Лю | страница 5
ЖДД был единственным, кто мне ответил. Он позвонил почти сразу же.
Чтобы лучше показать, как все прошло, — хотя мне претят «жанровые сцены» во всем, что касается пластического искусства и литературы (я отдаю предпочтение чистой странице Малларме и «Белому квадрату» Малевича, то есть описанию тишины и изображению пустоты), — постараюсь точно воспроизвести все события. Итак, я с голым задом растянулась на своей постели (одноместной железной кровати, упомянутой ранее) в мамашиной квартире. В свои двадцать лет я продолжаю жить у мамы (финансы обязывают), как и моя старшая сестра Одиль (двадцать два года, дочь парапсихолога) и моя младшая сестра Пусетт (семь лет, дочь продавца энциклопедий). В квартире четыре комнаты — таким образом можно сказать, что мы живем в тесноте.
Я курила суперлегкие «Мальборо». Нет ничего лучше, чем сигарета после «маленькой встряски» в конце дня (было шесть часов вечера). Я часто отдаюсь «маленьким встряскам», производимым при помощи руки или душа, включенного на полную мощь. Честно говоря, парнями я сыта по горло, и всё из-за мамаши. Это она лишила меня невинности. Морально, я имею в виду. Мне было четырнадцать лет — мы жили тогда на окраине Гарж-ле-Гонеса, — и она без конца изводила меня вопросом: «Ты что, все еще девственница?» (Мамаша радеет за сексуальную свободу.) В конце концов она меня так достала, что как-то вечером я воспользовалась тем, кто оказался под рукой: любовником моей сестры, заведующим складом у Маммута. Потом было полно и других. Тогда мамаша и заявила: «Если ты больше не девственница, то это не повод, чтобы раздуваться от гордости!»
От парней, честно говоря, мне ни жарко ни холодно, поэтому я и предпочитаю «маленькие встряски». Никто не обслужит тебя лучше, чем ты сам.

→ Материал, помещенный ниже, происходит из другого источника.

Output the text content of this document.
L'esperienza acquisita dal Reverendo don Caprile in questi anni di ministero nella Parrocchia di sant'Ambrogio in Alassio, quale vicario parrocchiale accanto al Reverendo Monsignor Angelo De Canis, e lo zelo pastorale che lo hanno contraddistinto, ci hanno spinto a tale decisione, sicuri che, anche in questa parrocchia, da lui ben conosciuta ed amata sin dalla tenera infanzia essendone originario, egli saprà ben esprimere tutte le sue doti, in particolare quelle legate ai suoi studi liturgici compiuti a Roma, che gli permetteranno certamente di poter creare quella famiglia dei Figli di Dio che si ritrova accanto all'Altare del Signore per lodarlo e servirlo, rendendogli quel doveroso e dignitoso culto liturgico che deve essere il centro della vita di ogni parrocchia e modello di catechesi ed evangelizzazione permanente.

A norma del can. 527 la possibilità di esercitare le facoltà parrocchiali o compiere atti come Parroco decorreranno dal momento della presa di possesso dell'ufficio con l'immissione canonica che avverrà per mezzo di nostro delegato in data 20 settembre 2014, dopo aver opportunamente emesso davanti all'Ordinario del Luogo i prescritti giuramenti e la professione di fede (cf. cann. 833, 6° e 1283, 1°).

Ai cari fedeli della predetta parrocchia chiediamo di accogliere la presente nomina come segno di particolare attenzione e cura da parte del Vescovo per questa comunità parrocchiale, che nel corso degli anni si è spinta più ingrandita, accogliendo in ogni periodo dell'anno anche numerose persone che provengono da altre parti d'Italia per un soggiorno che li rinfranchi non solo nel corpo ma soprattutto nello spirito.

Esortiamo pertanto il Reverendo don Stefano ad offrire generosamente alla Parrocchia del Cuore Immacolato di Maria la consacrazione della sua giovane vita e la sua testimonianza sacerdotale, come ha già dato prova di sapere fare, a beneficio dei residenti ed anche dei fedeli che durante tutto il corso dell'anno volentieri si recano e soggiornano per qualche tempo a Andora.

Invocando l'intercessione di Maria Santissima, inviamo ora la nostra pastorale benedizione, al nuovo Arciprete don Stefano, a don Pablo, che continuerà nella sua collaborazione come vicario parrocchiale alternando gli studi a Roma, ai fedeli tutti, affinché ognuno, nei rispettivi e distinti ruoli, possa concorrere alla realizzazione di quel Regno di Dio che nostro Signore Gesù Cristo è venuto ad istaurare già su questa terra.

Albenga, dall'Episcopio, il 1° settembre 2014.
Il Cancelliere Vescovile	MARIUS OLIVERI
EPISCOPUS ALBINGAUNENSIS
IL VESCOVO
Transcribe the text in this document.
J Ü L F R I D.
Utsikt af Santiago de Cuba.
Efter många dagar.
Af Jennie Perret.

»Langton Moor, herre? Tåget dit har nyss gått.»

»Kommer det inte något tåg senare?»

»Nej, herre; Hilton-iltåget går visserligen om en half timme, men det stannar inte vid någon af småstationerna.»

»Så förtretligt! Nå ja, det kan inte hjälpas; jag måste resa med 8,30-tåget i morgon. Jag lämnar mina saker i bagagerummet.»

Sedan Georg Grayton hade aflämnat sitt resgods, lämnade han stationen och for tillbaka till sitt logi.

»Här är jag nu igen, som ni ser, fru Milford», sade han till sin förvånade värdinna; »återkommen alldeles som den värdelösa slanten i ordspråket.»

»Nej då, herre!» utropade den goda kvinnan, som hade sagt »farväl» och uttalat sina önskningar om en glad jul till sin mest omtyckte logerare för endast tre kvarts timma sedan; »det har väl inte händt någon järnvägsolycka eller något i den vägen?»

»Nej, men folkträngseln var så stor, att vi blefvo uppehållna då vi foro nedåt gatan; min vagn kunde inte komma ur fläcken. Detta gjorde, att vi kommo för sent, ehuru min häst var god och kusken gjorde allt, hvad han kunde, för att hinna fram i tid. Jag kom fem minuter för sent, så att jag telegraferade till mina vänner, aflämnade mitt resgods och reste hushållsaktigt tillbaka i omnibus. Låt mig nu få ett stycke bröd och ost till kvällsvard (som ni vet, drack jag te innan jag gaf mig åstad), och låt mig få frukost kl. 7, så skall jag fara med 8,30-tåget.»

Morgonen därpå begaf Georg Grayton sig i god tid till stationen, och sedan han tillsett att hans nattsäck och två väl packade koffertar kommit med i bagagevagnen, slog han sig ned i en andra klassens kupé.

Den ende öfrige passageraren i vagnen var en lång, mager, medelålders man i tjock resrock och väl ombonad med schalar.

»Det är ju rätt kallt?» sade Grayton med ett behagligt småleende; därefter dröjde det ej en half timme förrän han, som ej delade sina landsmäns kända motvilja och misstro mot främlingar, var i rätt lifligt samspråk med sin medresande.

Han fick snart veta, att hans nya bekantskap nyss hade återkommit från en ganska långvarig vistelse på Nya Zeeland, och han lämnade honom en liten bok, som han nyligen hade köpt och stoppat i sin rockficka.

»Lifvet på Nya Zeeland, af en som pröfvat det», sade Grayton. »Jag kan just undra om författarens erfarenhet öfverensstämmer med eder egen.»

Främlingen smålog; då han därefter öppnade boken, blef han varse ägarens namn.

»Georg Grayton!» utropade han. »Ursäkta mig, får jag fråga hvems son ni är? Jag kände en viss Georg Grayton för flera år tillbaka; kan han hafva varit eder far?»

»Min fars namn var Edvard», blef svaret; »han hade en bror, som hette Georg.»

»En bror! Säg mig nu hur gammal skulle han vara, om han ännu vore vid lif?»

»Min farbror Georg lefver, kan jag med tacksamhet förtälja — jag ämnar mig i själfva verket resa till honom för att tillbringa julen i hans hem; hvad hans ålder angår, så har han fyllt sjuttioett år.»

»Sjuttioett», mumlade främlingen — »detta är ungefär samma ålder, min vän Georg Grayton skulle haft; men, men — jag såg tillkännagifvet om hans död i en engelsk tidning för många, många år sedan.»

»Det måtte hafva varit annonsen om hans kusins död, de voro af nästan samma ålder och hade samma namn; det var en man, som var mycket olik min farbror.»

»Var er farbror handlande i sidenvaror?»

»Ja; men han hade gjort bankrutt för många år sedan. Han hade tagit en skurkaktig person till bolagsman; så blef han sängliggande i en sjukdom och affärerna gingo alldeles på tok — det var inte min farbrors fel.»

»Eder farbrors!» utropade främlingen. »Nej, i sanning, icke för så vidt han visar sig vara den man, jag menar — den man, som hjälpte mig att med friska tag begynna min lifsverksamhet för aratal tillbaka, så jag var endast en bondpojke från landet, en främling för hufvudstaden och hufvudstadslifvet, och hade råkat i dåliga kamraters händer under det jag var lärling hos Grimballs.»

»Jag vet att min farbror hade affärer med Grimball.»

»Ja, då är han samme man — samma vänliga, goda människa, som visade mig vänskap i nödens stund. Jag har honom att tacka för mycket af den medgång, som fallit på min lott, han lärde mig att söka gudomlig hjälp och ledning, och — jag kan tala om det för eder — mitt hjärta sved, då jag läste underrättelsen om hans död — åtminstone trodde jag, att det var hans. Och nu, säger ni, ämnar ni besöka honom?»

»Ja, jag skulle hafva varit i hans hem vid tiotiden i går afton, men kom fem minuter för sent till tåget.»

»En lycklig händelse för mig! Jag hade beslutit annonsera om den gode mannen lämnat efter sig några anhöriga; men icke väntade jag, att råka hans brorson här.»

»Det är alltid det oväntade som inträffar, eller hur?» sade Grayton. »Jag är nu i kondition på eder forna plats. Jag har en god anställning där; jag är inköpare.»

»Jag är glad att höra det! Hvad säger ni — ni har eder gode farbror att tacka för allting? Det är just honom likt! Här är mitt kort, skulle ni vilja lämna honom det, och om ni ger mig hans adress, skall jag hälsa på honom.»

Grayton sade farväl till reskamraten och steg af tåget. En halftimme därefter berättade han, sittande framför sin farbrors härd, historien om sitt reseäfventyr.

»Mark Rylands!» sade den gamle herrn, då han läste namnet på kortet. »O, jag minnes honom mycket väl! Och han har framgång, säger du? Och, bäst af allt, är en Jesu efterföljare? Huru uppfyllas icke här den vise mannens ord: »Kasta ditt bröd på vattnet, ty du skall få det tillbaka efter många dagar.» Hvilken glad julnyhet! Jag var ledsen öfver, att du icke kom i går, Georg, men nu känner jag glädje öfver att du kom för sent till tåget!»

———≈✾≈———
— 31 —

Итак, я заканчивала курить «Мальборо», когда в дверь моей комнаты постучали.
Тире, диалог.
— Лю, телефон! Это тебя! — раздался голос моей mother[4].
Тире, ответ:
— Ме-е-ня-я! — воскликнула Лю (я).
Я положила на прикроватную тумбочку рядом с круглым аквариумом для Глуглу (Глуглу — моя красная рыбка) книжку «Общество спектакля» Ги Эрнеста Дебора, которую начала просматривать сразу же после встряски. Дебор — ярый гошист, самый что ни на есть отсталый. Вот уже больше двадцати лет он уверяет, что искусство мертво, так же как и литература. Вызов, брошенный Западу в первой половине этого века, должен был, по его словам, изменить жизнь, сделав ее такой же прекрасной, как и искусство, но Запад во второй половине века смог лишь низвести искусство до уровня отсутствия жизни. Глупость! Разве когда-нибудь открывалось столько галерей и публиковалось столько книг, как сегодня? А наш президент республики, портрет которого я расчленила, разве он не был избран для того, чтобы изменить жизнь?